El cristiano, signo evangélico, bautismal, eucarístico y diaconal
I/MUNDO CR/SIGNO
LA Iglesia vive en diálogo con el mundo; este le merece hoy un
juicio muy optimista. Esta valoración del mundo llega tan lejos que
ciertos cristianos se hacen la pregunta de saber qué es lo que los
distingue realmente de los no-cristianos e incluso de los agnósticos y
de los ateos. ¿Está, pues, la Iglesia a punto de diluirse en el mundo, y
el cristiano, ávido de comunión humana, dispuesto a disimular su
pertenencia a Cristo, que le distinguiría demasiado de los demás
hombres? La Iglesia está en el mundo, pero el mundo está también en
la Iglesia; ¿cómo podrán dialogar sin confundirse?
Existe en la Iglesia y en el mundo un dominio de Dios y un dominio
de la tentación. La Iglesia, en el mundo y penetrada por el mundo,
tiene una función de santificación, de iluminación y de discernimiento
de los valores de la creación que sin ella se corrompen en el mundo.

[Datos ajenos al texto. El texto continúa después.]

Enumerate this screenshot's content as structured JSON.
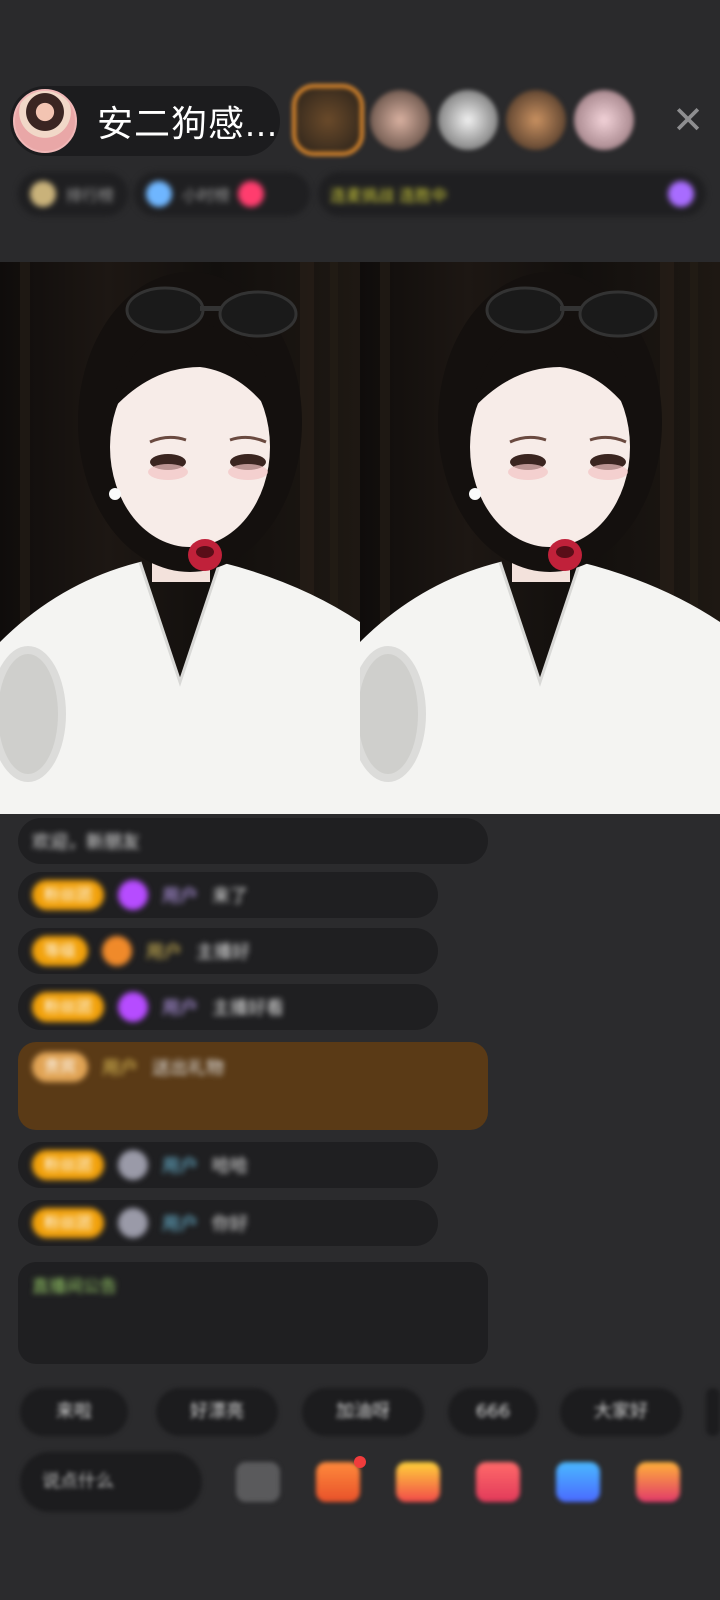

El mundo, salvado por Cristo resucitado, puede recordar a la Iglesia
su universalidad y llevarla siempre a extender más su corazón a las
dimensiones del universo.
El cristiano es plenamente hombre. No puede abstraerse del
mundo y vivir como un ángel. Vive en solidaridad total con los
hombres y con el mundo. Pero, miembro del cuerpo de Cristo, de la
Iglesia, transfigurado por la palabra y los sacramentos de Cristo, es
en medio del mundo un hombre-signo. Plenamente hombre sumergido
en el mundo, el cristiano es también, en la discreción del amor, un
signo de que el mundo está en marcha hacia el cumplimiento del reino
de Dios
El cristiano, perteneciente a la vez a la Iglesia y al mundo, es un
signo evangélico, bautismal, eucarístico y diaconal para sus hermanos
los hombres.
El cristiano es un signo evangélico.
Plenamente hombre y solidario del mundo, el cristiano quiere
escuchar, en cualquier situación humana, la palabra liberadora del
evangelio, y quiere, con la discreción del amor, beneficiar con ella a
todos los hombres, sus hermanos, entre los cuales él debe ser un
testigo de Cristo, de su verdad Y de su amor.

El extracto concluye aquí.